I believe that BRS/Search is probably a good choice for some
applications.  We have developed many applications that use it,
and find that it has a very good programming interface.  I'm less
happy with the documentation, although there have been big improvements
recently.  Where BRS/Search falls down is that it does not have
any relational links between records or strong subrecord structuring.

We have programmed around that limitation by writing and interface
between BRS/Search and Informix SQL, which gives the best of both
worlds, i.e. BRS is used for a full MARC catalogue, and Informix is
used for the circulation control system for our library package.

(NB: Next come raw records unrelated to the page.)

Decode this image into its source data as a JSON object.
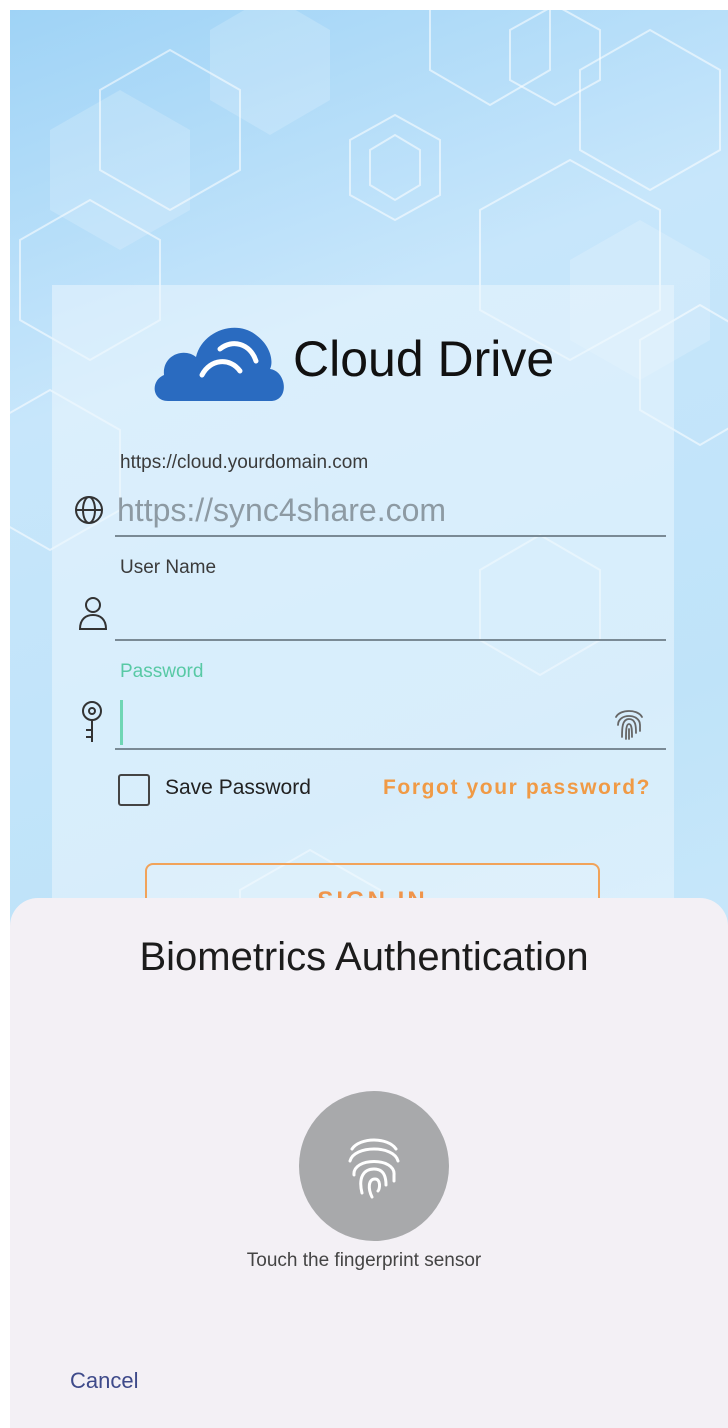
{
  "app": {
    "brand_name": "Cloud Drive",
    "brand_color": "#2a6bc0"
  },
  "login": {
    "server_label": "https://cloud.yourdomain.com",
    "server_value": "https://sync4share.com",
    "username_label": "User Name",
    "username_value": "",
    "password_label": "Password",
    "password_label_color": "#58c9a5",
    "password_value": "",
    "save_password_label": "Save Password",
    "save_password_checked": false,
    "forgot_link": "Forgot your password?",
    "sign_in_label": "SIGN IN"
  },
  "biometrics": {
    "title": "Biometrics Authentication",
    "hint": "Touch the fingerprint sensor",
    "cancel_label": "Cancel"
  },
  "icons": [
    "globe-icon",
    "user-icon",
    "key-icon",
    "fingerprint-icon",
    "cloud-logo-icon"
  ]
}
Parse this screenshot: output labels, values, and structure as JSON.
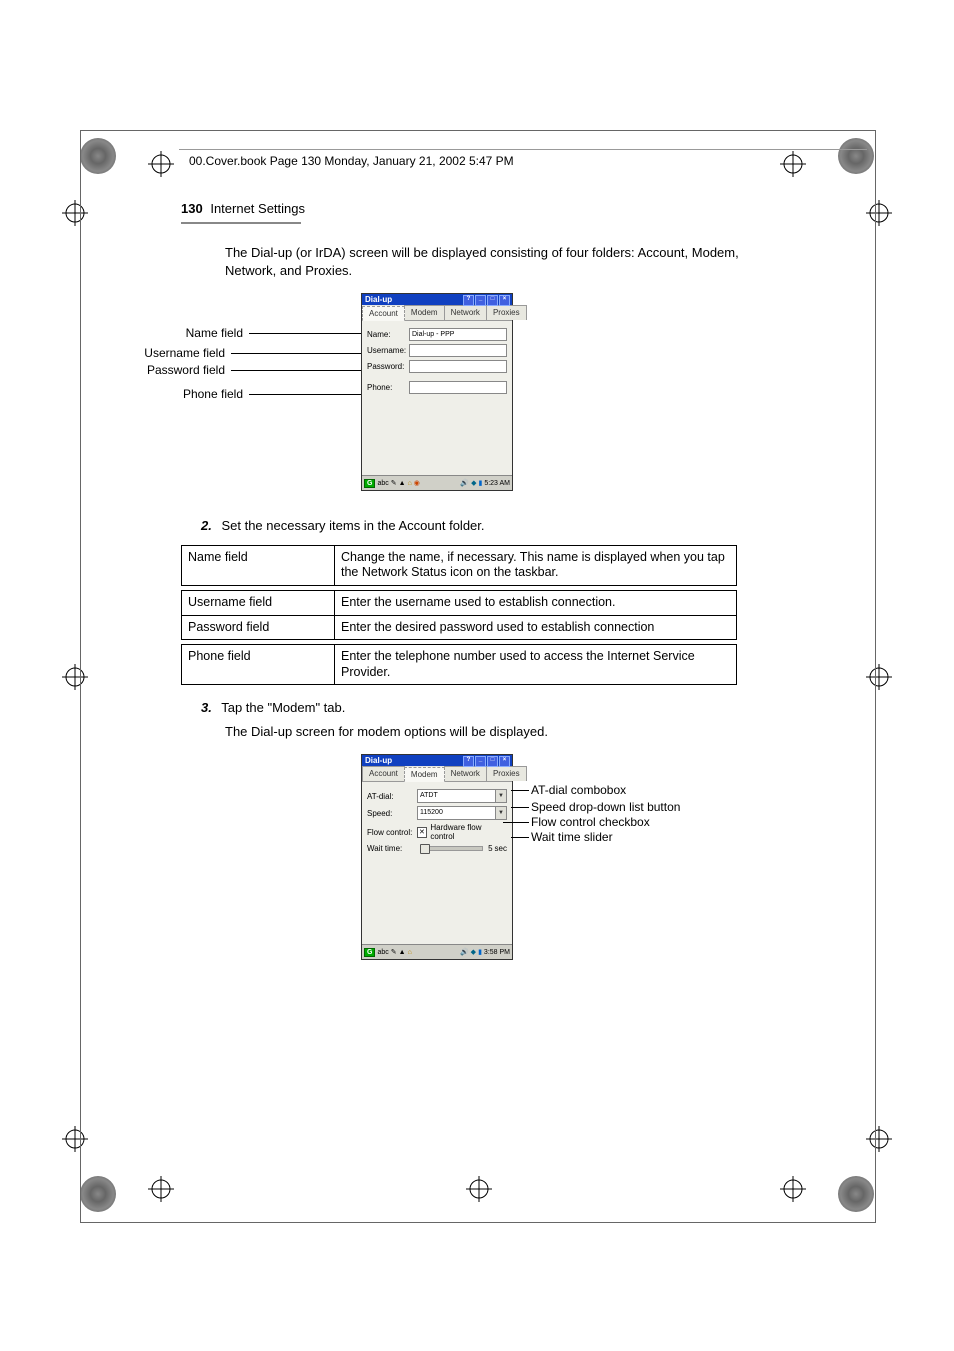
{
  "running_header": "00.Cover.book  Page 130  Monday, January 21, 2002  5:47 PM",
  "page_number": "130",
  "section_title": "Internet Settings",
  "intro_para": "The Dial-up (or IrDA) screen will be displayed consisting of four folders: Account, Modem, Network, and Proxies.",
  "callouts1": {
    "name": "Name field",
    "username": "Username field",
    "password": "Password  field",
    "phone": "Phone field"
  },
  "device1": {
    "title": "Dial-up",
    "tabs": {
      "account": "Account",
      "modem": "Modem",
      "network": "Network",
      "proxies": "Proxies"
    },
    "labels": {
      "name": "Name:",
      "username": "Username:",
      "password": "Password:",
      "phone": "Phone:"
    },
    "name_value": "Dial-up - PPP",
    "taskbar_time": "5:23 AM"
  },
  "step2_num": "2.",
  "step2_text": "Set the necessary items in the Account folder.",
  "table": {
    "r1": {
      "label": "Name field",
      "desc": "Change the name, if necessary. This name is displayed when you tap the Network Status icon on the taskbar."
    },
    "r2": {
      "label": "Username field",
      "desc": "Enter the username used to establish connection."
    },
    "r3": {
      "label": "Password field",
      "desc": "Enter the desired password used to establish connection"
    },
    "r4": {
      "label": "Phone field",
      "desc": "Enter the telephone number used to access the Internet Service Provider."
    }
  },
  "step3_num": "3.",
  "step3_text": "Tap the \"Modem\" tab.",
  "step3_body": "The Dial-up screen for modem options will be displayed.",
  "device2": {
    "title": "Dial-up",
    "tabs": {
      "account": "Account",
      "modem": "Modem",
      "network": "Network",
      "proxies": "Proxies"
    },
    "labels": {
      "atdial": "AT-dial:",
      "speed": "Speed:",
      "flow": "Flow control:",
      "wait": "Wait time:"
    },
    "atdial_value": "ATDT",
    "speed_value": "115200",
    "flow_label": "Hardware flow control",
    "wait_value": "5",
    "wait_unit": "sec",
    "taskbar_time": "3:58 PM"
  },
  "callouts2": {
    "atdial": "AT-dial combobox",
    "speed": "Speed drop-down list button",
    "flow": "Flow control checkbox",
    "wait": "Wait time slider"
  }
}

My only other grumble with BRS is its price -- I think it's a bit
high -- but now that BRS has been taken over by a publishing empire,
I think we may see some more aggressive marketing....

---------------------

I agree that the price seems a bit high...  One of the main reasons I'm
trying to find other packages to choose from.

--------------------

From: mtxinu!prlb.philips.be!sunbim!od@ucbvax.berkeley.edu (Olivier Declerfayt)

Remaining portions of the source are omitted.